Early and precise detection of the amyloid-β (Aβ) aggregates is a critical factor in understanding Alzheimer's disease (AD) pathology. Current fluorescent probes for detecting Aβ plaques suffer from poor photostability, low selectivity, and ineffective blood–brain barrier (BBB) permeability, hindering in vivo imaging efficacy. Herein, we develop the first demonstration of nitrogen-doped graphene quantum dots (N-GQDs) as multifunctional fluorescent probes enabling sensitive, selective, and real-time in vivo and ex vivo imaging of Aβ aggregates in an AD rat model that overcomes previous limitations. Unlike conventional organic dyes, our N-GQDs combine high photostability with enhanced biocompatibility (cytotoxicity <10% at 250 µg mL⁻¹) and high quantum yield (57.3%). Their nanoscale size (7.4 nm) facilitates efficient BBB penetration and rapid clearance, addressing a major challenge in existing Aβ imaging agents. Nitrogen doping increases the affinity and selective binding interactions of GQDs with Aβ aggregates by introducing active sites and modifying their electronic structure. N-GQDs showed a fluorescence enhancement specifically upon binding to Aβ_25–35 aggregates, providing sensitive detection at concentrations as low as 1.6 µM. Molecular docking analysis confirmed a strong and stable interaction (−57.4 kcal mol⁻¹) between N-GQDs and Aβ_25–35 aggregates, supporting the observed selectivity.

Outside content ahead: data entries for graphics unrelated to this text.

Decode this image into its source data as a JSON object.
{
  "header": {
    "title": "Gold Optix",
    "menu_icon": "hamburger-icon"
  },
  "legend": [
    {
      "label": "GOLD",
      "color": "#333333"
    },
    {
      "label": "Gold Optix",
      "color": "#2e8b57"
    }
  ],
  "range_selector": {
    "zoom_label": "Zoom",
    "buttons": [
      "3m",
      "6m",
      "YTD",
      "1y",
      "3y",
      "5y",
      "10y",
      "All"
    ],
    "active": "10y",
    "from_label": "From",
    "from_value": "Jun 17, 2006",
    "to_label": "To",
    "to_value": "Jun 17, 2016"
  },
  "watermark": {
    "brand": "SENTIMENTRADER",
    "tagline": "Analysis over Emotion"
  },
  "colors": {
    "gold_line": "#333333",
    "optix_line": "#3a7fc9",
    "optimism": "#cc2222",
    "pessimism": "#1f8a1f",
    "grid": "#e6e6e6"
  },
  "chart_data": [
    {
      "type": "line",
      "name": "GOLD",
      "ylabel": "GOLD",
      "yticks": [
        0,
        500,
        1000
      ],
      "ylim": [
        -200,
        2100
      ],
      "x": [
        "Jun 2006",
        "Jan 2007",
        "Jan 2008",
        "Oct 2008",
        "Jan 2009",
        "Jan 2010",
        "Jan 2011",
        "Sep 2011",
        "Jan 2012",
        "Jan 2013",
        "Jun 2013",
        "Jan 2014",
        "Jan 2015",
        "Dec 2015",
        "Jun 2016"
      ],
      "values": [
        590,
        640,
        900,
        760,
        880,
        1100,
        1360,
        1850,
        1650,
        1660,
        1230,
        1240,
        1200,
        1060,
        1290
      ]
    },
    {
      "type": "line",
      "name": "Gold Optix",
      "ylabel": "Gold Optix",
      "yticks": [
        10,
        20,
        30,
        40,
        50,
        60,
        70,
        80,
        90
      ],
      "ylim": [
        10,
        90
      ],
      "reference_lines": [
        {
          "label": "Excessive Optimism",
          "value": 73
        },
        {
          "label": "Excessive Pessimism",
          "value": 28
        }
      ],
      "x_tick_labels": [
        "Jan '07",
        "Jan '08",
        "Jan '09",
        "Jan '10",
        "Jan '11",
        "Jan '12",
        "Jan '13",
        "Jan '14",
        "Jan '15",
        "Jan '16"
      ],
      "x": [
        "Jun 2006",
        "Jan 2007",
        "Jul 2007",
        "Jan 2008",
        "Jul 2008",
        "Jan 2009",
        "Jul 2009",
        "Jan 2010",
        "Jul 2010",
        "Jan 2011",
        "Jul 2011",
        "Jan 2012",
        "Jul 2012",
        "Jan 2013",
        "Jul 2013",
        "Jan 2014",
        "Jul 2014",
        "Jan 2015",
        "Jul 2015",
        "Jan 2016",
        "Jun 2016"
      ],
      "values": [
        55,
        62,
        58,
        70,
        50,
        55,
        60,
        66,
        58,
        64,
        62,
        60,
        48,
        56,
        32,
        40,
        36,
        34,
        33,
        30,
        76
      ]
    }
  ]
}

Following intravenous injection of the N-GQDs, the fluorescent intensity in the brain of the AD model rats showed a ∼2-fold increase compared to that of control rats, consistent with ex vivo biodistribution studies. These findings establish N-GQDs as the first graphene-based platform for non-invasive, selective in vivo detection of Aβ plaques, offering them as a diagnostic agent for AD pathology.